The scandal surrounding incomplete or inaccurate foreclosures first came to light a couple of years ago, when it was found that some banks had engaged in what's commonly called "robo-signing," or non-compliant foreclosures executed by fraudulent or incomplete documents designed to shorten the lengthy, document-heavy foreclosure process. The nation's five largest banks paid the government $25 billion to settle robo-signing claims, but didn't admit wrongdoing.
"The information revealed in this new study makes the job of third party compliance vendors more difficult and puts greater responsibility on them. At the same time, there is a limit to how much legal and operational risk emanating from bank errors and regulatory failure can be transferred to third party services and software vendors," Focardi says.
Foccardi says market reforms could include OCC examiners doing more audits, or given budget constraints there, it is likely that regulators could further require banks to hire "independent" third party compliance firms. "The success of this approach requires these third parties to be truly independent, because as we saw with subprime mortgage-backed securities, the work of third-party quality control firms was either ignored or compromised by bank pressure to certify a different level of loan quality than was actually present," he says.
Of interest to document management firms and bank compliance departments is the new Treasury report, which says the OCC did not initially identify foreclosure documentation as a significant risk, instead focusing on lender compliance with federal laws.
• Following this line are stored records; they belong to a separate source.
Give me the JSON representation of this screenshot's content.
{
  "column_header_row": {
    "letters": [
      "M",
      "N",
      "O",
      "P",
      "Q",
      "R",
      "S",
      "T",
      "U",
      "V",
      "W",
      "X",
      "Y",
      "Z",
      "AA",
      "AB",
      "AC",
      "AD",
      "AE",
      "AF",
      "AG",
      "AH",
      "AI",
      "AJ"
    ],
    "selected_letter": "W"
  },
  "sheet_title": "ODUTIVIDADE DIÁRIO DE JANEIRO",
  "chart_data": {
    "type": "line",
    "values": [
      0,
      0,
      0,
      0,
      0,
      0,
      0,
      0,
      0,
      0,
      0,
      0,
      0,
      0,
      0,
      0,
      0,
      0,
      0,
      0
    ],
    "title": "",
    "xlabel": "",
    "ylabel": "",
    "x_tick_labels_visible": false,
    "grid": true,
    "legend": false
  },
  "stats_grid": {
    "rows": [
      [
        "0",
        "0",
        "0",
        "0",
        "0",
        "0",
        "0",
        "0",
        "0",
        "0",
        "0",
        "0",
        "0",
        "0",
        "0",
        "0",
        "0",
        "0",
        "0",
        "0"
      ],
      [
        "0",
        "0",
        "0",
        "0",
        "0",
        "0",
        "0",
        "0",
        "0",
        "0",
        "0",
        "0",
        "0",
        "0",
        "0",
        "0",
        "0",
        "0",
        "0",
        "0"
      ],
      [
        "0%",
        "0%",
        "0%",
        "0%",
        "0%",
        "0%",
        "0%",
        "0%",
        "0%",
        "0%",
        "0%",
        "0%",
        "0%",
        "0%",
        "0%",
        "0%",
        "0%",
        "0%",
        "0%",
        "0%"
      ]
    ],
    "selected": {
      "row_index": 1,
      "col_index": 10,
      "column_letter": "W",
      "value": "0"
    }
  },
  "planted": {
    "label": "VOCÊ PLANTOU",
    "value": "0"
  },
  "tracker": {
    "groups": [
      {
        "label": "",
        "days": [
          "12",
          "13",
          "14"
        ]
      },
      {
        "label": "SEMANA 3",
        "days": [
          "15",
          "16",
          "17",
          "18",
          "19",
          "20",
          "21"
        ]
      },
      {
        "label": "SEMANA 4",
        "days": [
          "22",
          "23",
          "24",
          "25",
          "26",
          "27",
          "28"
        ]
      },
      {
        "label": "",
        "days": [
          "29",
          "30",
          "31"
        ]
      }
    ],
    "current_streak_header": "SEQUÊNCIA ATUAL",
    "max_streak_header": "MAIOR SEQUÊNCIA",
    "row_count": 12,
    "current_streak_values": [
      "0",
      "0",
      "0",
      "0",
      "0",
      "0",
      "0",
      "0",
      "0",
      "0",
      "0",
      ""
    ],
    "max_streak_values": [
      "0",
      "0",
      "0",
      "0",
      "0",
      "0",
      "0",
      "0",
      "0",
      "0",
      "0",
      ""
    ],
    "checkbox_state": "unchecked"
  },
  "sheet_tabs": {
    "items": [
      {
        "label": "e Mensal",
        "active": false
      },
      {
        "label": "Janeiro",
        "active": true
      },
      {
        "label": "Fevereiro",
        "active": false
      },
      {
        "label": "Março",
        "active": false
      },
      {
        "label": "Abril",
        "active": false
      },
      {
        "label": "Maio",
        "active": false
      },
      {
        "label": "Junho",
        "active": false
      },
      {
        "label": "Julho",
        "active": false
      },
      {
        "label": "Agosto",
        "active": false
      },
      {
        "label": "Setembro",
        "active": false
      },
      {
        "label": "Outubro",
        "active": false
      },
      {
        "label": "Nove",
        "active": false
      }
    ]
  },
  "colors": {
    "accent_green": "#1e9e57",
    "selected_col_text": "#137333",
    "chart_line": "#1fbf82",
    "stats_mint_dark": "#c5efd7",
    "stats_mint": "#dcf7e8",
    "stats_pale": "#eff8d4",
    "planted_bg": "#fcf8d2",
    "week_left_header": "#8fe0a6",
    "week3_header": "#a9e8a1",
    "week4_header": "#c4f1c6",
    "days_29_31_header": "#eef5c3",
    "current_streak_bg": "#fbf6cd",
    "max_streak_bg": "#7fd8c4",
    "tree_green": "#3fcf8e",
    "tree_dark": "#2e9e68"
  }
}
That shortcoming signals an increase in focus on documentation and third parties in the future. The OCC says it plans to review foreclosure-related complaints as part of a 2013 update to the Mortgage Banking Handbook, a document that hasn't been updated in 14 years.
"The instances of robo-signing are a problem for loan servicers because they could not retrieve original documents signed off on by a borrower such as the mortgage contract," Pratt says.
Neither the OCC nor the CFPB have issued actual regulations. But the momentum is toward more government scrutiny.
"Financial institutions need to treat third parties as if they are part of the organization rather than a black box, making them responsible and accountable," says Todd Cooper, an executive vice president and general manager in Wolters Kluwer's enterprise risk compliance line.
In addition to automating as much of the document prep and delivery as possible, Cooper suggests lenders actively query their vendor suppliers, asking about the supplier's risk assessments, controls and how the vendors plan to abide by those controls. He also suggests independent testing of vendor controls.
"You have to tell vendors what you expect to see changed," says Cooper, who says new software can formalize document updates and use the web to push those updates from the lender out to the vendor's document delivery systems. "[Documentation] is an area where it's been tough for vendors to keep up."
The robo-signing scandal has heightened focus on third-party compliance strategies.